Menu

#486 MP3 decode truncates audio from beginning of WAV file

Compatibility
closed-invalid
nobody
None
5
2021-03-10
2017-10-09
raynebc
No

I work on an application (https://github.com/raynebc/editor-on-fire/) that involves users beat syncing notes to music for creating content for rhythm games. The application natively works with the OGG format, so when the user provides MP3 format audio, the command line LAME binary is used to decode it to WAV and then OggEnc is used to encode it to OGG format. A user brought it to my attention that when feeding a particular MP3 into this chain of tools, the result is missing about 50ms of audio from the beginning of the file. I confirmed this to be the case by comparing the results of using LAME 3.99.5 and Audacity 2.1.2 to each convert the affected MP3 file to WAV.

I have more reason to believe Audacity's results were correct because the user created a beat map in a third party utility (http://goplayalong.com/) whose results line up with Audacity's decoding and are of by about 50ms when compared with LAME's decoding.

The MP3 file in question is copyrighted so I cannot post it here, but I can provide it privately if that is allowed for debugging purposes. Otherwise please let me know if there are any workarounds I can pursue, or if there is any analysis/information about the MP3 file I can provide to confirm if this is a defect/limitation with LAME.

Discussion

  • Elio Blanca

    Elio Blanca - 2017-10-11

    Lame is being updated since 3.99.5 and version 3.100 will soon be released with many fixes, also mpglib related. Give it a try.
    Having said that, mp3 decoding is not the main purpose of lame, there are already several tools for that, such as madplay or mpg123, how they behave with your troublesome input file?

     
  • raynebc

    raynebc - 2017-10-11

    I tried mpg123 since it had a readily available Windows build. Its results are very similar to that of Lame as far as the WAV file created. The file sizes between the two are EXACTLY the same, so presumably they decoded the same number of samples. A binary file comparison between them fails to match, but comparing the two WAVs in Audacity shows they have approximately the same amount of audio missing from the beginning of the file as opposed to the fully intact results from Audacity's decode. I was thinking of trying Sox the other day, but it seems to simply leverage LAME for MP3 encoding/decoding so that wouldn't be a good test.

    If there's a recent LAME 3.100 Windows build I can test, I'd be happy to do so. All I could immediately find for that were some 4-5 year old builds, and presumably if LAME is getting a new release it has been worked on more recently than that.

     
    • Josep Maria Antolín Segura

      Hello.

      The MP3 fileformat is not sample exact. Concretely, it has an encoding
      delay, a decoding delay, and an undetermined amount of extra samples due to
      the fact that it is encoded with blocks of fixed size.

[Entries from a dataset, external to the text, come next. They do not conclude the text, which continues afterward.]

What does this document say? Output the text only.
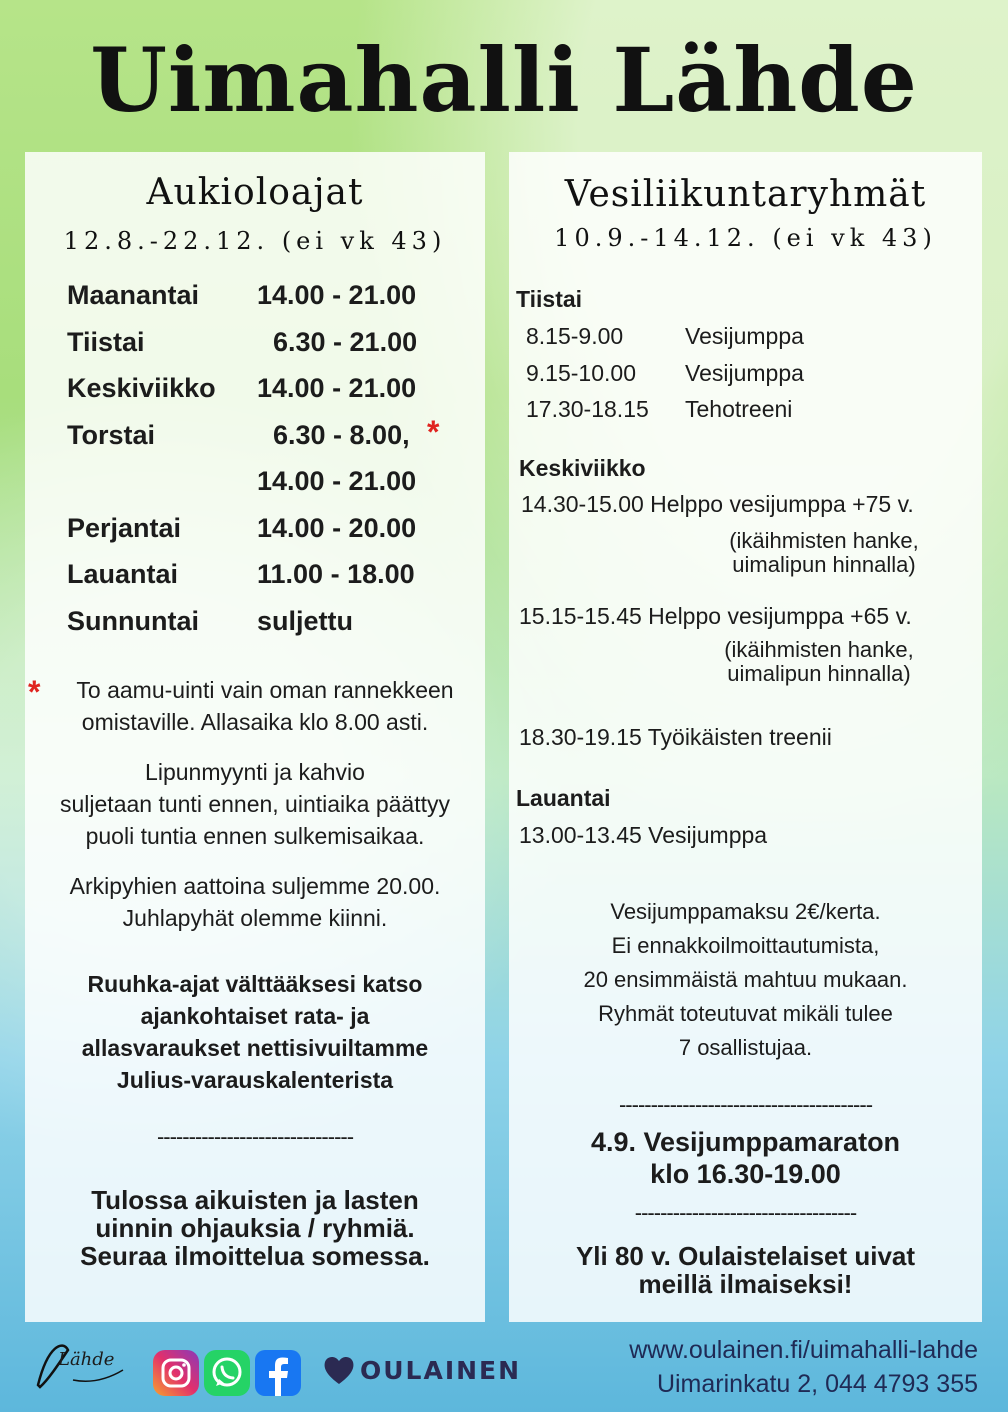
Uimahalli Lähde
Aukioloajat
12.8.-22.12. (ei vk 43)
Maanantai 14.00 - 21.00
Tiistai	6.30 - 21.00
Keskiviikko 14.00 - 21.00
Torstai	6.30 - 8.00, *
14.00 - 21.00
Perjantai	14.00 - 20.00
Lauantai	11.00 - 18.00
Sunnuntai suljettu
*	To aamu-uinti vain oman rannekkeen
omistaville. Allasaika klo 8.00 asti.
Lipunmyynti ja kahvio
suljetaan tunti ennen, uintiaika päättyy
puoli tuntia ennen sulkemisaikaa.
Arkipyhien aattoina suljemme 20.00.
Juhlapyhät olemme kiinni.
Ruuhka-ajat välttääksesi katso
ajankohtaiset rata- ja
allasvaraukset nettisivuiltamme
Julius-varauskalenterista
-------------------------------
Tulossa aikuisten ja lasten
uinnin ohjauksia / ryhmiä.
Seuraa ilmoittelua somessa.
Vesiliikuntaryhmät
10.9.-14.12. (ei vk 43)
Tiistai
8.15-9.00	Vesijumppa
9.15-10.00 Vesijumppa
17.30-18.15 Tehotreeni
Keskiviikko
14.30-15.00 Helppo vesijumppa +75 v.
(ikäihmisten hanke,
uimalipun hinnalla)
15.15-15.45 Helppo vesijumppa +65 v.
(ikäihmisten hanke,
uimalipun hinnalla)
18.30-19.15 Työikäisten treenii
Lauantai
13.00-13.45 Vesijumppa
Vesijumppamaksu 2€/kerta.
Ei ennakkoilmoittautumista,
20 ensimmäistä mahtuu mukaan.
Ryhmät toteutuvat mikäli tulee
7 osallistujaa.
----------------------------------------
4.9. Vesijumppamaraton
klo 16.30-19.00
-----------------------------------
Yli 80 v. Oulaistelaiset uivat
meillä ilmaiseksi!
Lähde	OULAINEN
www.oulainen.fi/uimahalli-lahde
Uimarinkatu 2, 044 4793 355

      In order to avoid these limitations, encoders like LAME add metadata
      information into the file, that can be used with decoders that support it.
      There are a few standards, but the most used are the LAME tag and the
      VBRi/fraunhoffer tag. (I believe that itunes also has its own method).

      Given this, i believe that either the file doesn't have the tag and is
      encoded in a way that the delay is shorter tha usual, or that the metadata
      is incorrect, or even that the first frame should be decoded, but it has
      metadata that tells to ignore it.

      It could even happen that the file was encoded in a special way, or that it
      was cut from a longer file with a program that added the metadata without
      adding an extra frame.

      In other words, even if the audio is there, the bug might not be on the
      decoder.

       
  • raynebc

    raynebc - 2017-10-11

    Is there a utility I can use to generate metadata about the MP3 to show if one of those abnormalities is the reason for this problem?

     
    • Josep Maria Antolín Segura

      I don't know of an easy tool for that. The foobar2000 player is able to
      edit the delay metadata, but is hidden by default.

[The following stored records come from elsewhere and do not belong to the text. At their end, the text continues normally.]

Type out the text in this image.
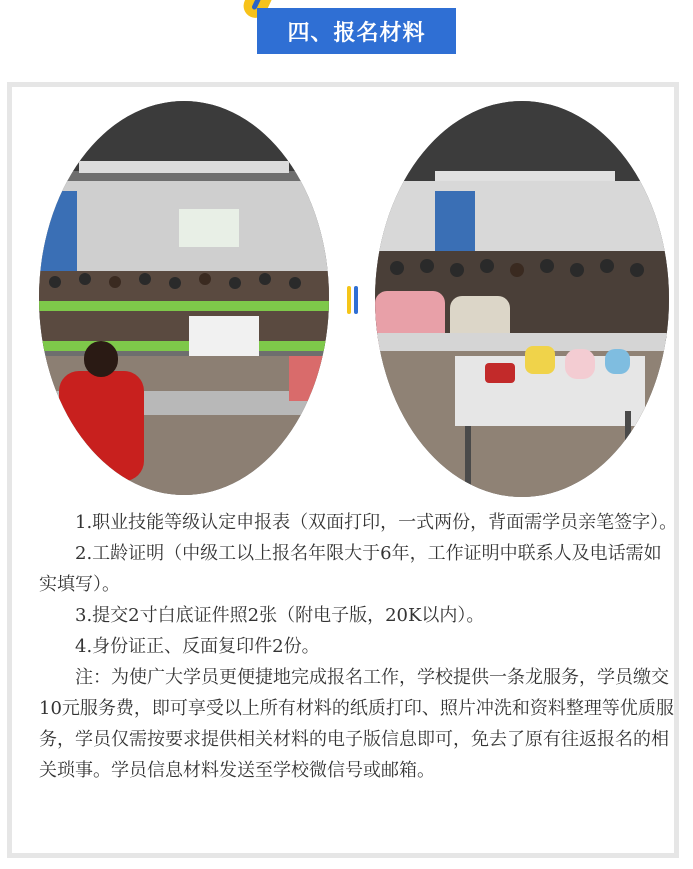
四、报名材料

1.职业技能等级认定申报表（双面打印，一式两份，背面需学员亲笔签字）。

2.工龄证明（中级工以上报名年限大于6年，工作证明中联系人及电话需如实填写）。

3.提交2寸白底证件照2张（附电子版，20K以内）。

4.身份证正、反面复印件2份。

注：为使广大学员更便捷地完成报名工作，学校提供一条龙服务，学员缴交10元服务费，即可享受以上所有材料的纸质打印、照片冲洗和资料整理等优质服务，学员仅需按要求提供相关材料的电子版信息即可，免去了原有往返报名的相关琐事。学员信息材料发送至学校微信号或邮箱。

      El dia 11/10/2017 22:53, "raynebc" raynebc@users.sf.net va escriure:

      Is there a utility I can use to generate metadata about the MP3 to show if
      one of those abnormalities is the reason for this problem?


      Status: open
      Group: Compatibility
      Created: Mon Oct 09, 2017 10:11 PM UTC by raynebc
      Last Updated: Wed Oct 11, 2017 06:36 PM UTC
      Owner: nobody

      I work on an application (https://github.com/raynebc/editor-on-fire/)
      that involves users beat syncing notes to music for creating content for
      rhythm games. The application natively works with the OGG format, so when
      the user provides MP3 format audio, the command line LAME binary is used to
      decode it to WAV and then OggEnc is used to encode it to OGG format. A user
      brought it to my attention that when feeding a particular MP3 into this
      chain of tools, the result is missing about 50ms of audio from the
      beginning of the file. I confirmed this to be the case by comparing the
      results of using LAME 3.99.5 and Audacity 2.1.2 to each convert the
      affected MP3 file to WAV.

      I have more reason to believe Audacity's results were correct because the
      user created a beat map in a third party utility (http://goplayalong.com/)
      whose results line up with Audacity's decoding and are of by about 50ms
      when compared with LAME's decoding.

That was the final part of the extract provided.